Everything on earth has its own time and its own season. There is a time for birth and death, planting and reaping, for killing and healing, destroying and building, for crying and laughing, weeping and dancing, for throwing stones and gathering stones, embracing and parting. There is a time for finding and losing, keeping and giving, for tearing and sewing, listening and speaking. There is also a time for love and hate, for war and peace.

Ecclesiastes 3:1-8

Even these words remind us of Nietzsche’s Eternal Return.

Everything that happens has happened before, and all that will be has already been – God does everything over and over again.

Ecclesiastes 3:15

Like everyone else, including ourselves, Solomon shared the nihilistic insights.

I have seen everything during this senseless life of mine. I have seen good citizens die for doing the right thing, and I have seen criminals live to a ripe old age. So don’t destroy yourself by being too good or acting too smart! Don’t die before your time by being too evil or acting like a fool. Keep to the middle of the road. You can do this if you truly respect God.

Ecclesiastes 7:15-18

Beyond Solomon’s Nihilism

In the later part of his days, King Solomon made the advice, saying, “Don’t destroy yourself by being too good or acting too smart!… Keep the middle of the road.”

So, do we have to forget about all the good things and the right paths to follow? Is there no more such a thing as righteousness and justice? Do we have to be pessimistic and nihilistic at the end of the days as Solomon seemingly became so upset?

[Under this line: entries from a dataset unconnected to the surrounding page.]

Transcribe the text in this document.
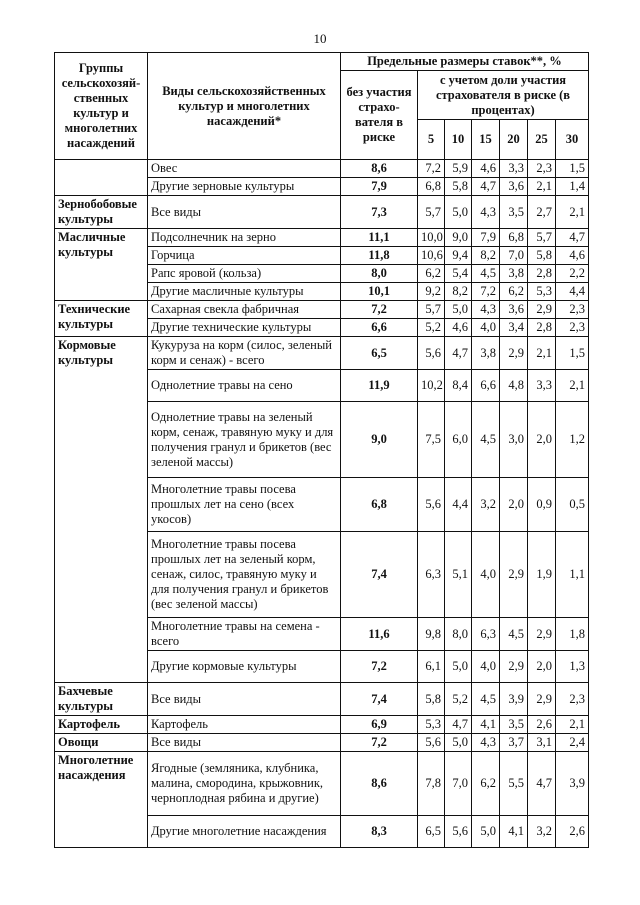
10
Группы сельскохозяй-ственных культур и многолетних насаждений	Виды сельскохозяйственных культур и многолетних насаждений*	Предельные размеры ставок**, %						
		без участия страхо-вателя в риске	с учетом доли участия страхователя в риске (в процентах)					
			5	10	15	20	25	30
	Овес	8,6	7,2	5,9	4,6	3,3	2,3	1,5
	Другие зерновые культуры	7,9	6,8	5,8	4,7	3,6	2,1	1,4
Зернобобовые культуры	Все виды	7,3	5,7	5,0	4,3	3,5	2,7	2,1
Масличные культуры	Подсолнечник на зерно	11,1	10,0	9,0	7,9	6,8	5,7	4,7
	Горчица	11,8	10,6	9,4	8,2	7,0	5,8	4,6
	Рапс яровой (кольза)	8,0	6,2	5,4	4,5	3,8	2,8	2,2
	Другие масличные культуры	10,1	9,2	8,2	7,2	6,2	5,3	4,4
Технические культуры	Сахарная свекла фабричная	7,2	5,7	5,0	4,3	3,6	2,9	2,3
	Другие технические культуры	6,6	5,2	4,6	4,0	3,4	2,8	2,3
Кормовые культуры	Кукуруза на корм (силос, зеленый корм и сенаж) - всего	6,5	5,6	4,7	3,8	2,9	2,1	1,5
	Однолетние травы на сено	11,9	10,2	8,4	6,6	4,8	3,3	2,1
	Однолетние травы на зеленый корм, сенаж, травяную муку и для получения гранул и брикетов (вес зеленой массы)	9,0	7,5	6,0	4,5	3,0	2,0	1,2
	Многолетние травы посева прошлых лет на сено (всех укосов)	6,8	5,6	4,4	3,2	2,0	0,9	0,5
	Многолетние травы посева прошлых лет на зеленый корм, сенаж, силос, травяную муку и для получения гранул и брикетов (вес зеленой массы)	7,4	6,3	5,1	4,0	2,9	1,9	1,1
	Многолетние травы на семена - всего	11,6	9,8	8,0	6,3	4,5	2,9	1,8
	Другие кормовые культуры	7,2	6,1	5,0	4,0	2,9	2,0	1,3
Бахчевые культуры	Все виды	7,4	5,8	5,2	4,5	3,9	2,9	2,3
Картофель	Картофель	6,9	5,3	4,7	4,1	3,5	2,6	2,1
Овощи	Все виды	7,2	5,6	5,0	4,3	3,7	3,1	2,4
Многолетние насаждения	Ягодные (земляника, клубника, малина, смородина, крыжовник, черноплодная рябина и другие)	8,6	7,8	7,0	6,2	5,5	4,7	3,9
	Другие многолетние насаждения	8,3	6,5	5,6	5,0	4,1	3,2	2,6
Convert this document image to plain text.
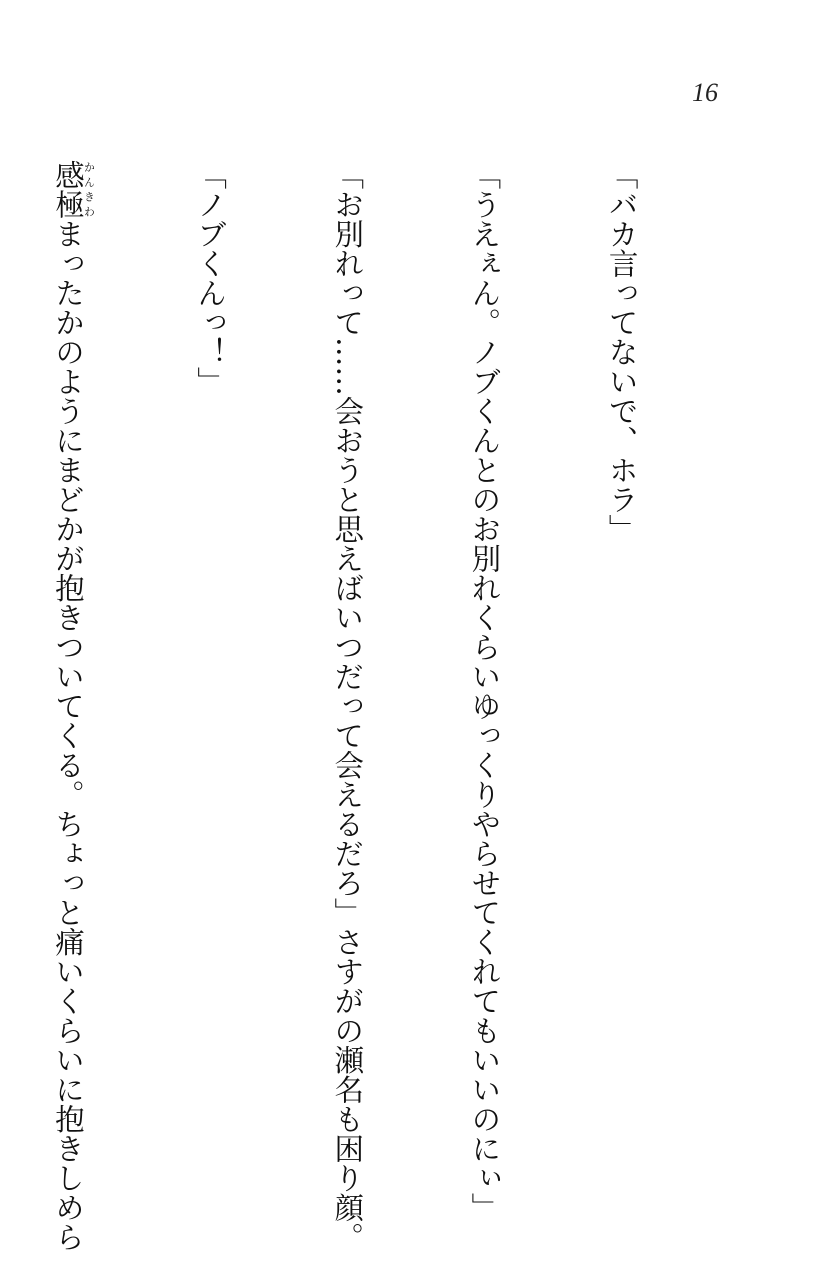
16

「バカ言ってないで、ホラ」

「うえぇん。ノブくんとのお別れくらいゆっくりやらせてくれてもいいのにぃ」

「お別れって……会おうと思えばいつだって会えるだろ」さすがの瀬名も困り顔。

「ノブくんっ！」

感極かんきわまったかのようにまどかが抱きついてくる。ちょっと痛いくらいに抱きしめら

I don’t think so. Solomon surely added one more sentence saying, “You can do this if you truly respect God.”

Ecclesiastes is not only a series of negative and pessimistic statements. Beyond all regrets and disappointments he made, it is the final hope and conviction that King Solomon had eventually achieved.

What is justice? What is righteousness? Often these questions are deceptive. We are not seeking them from God’s perspective, but only the indulgence of our selfishness and self-righteousness.

King Solomon believed that he was so smart and wise. He thought he could never make any mistakes in his judgment and decision. Consciously or unconsciously, then, King Solomon relied on himself alone. He had totally forgotten the very foundation of life. He had forgotten the very truth that God is everything. He alone is.

In Proverbs, King Solomon stated this critical statement. But he had forgotten it in the actuality of his life.

Respect and obey the LORD! This is the beginning of wisdom. To have understanding, you must know the Holy God.

Proverbs 9:10

Can we become smart and wise enough so that we wouldn’t have to rely on God anymore? Can we be independent of Him? God forbid.

Ecclesiastes is not the book for lamentation but hopes to remind us again of what is the most important thing in life and haven.

King Solomon ended the book as follows:

Everything you were taught can be put into a few words: Respect and obey God! This is what life is all about. God will judge everything we do, even what is done in secret, whether good or bad.

Ecclesiastes 12:13-14

God will judge everything, even those things that we thought of good selfishly. Jesus also put this point at the first of all the blessings, saying, “Blessed are the poor in spirit: for theirs is the kingdom of heaven.”

God blesses those people who depend only on him. They belong to the kingdom of heaven!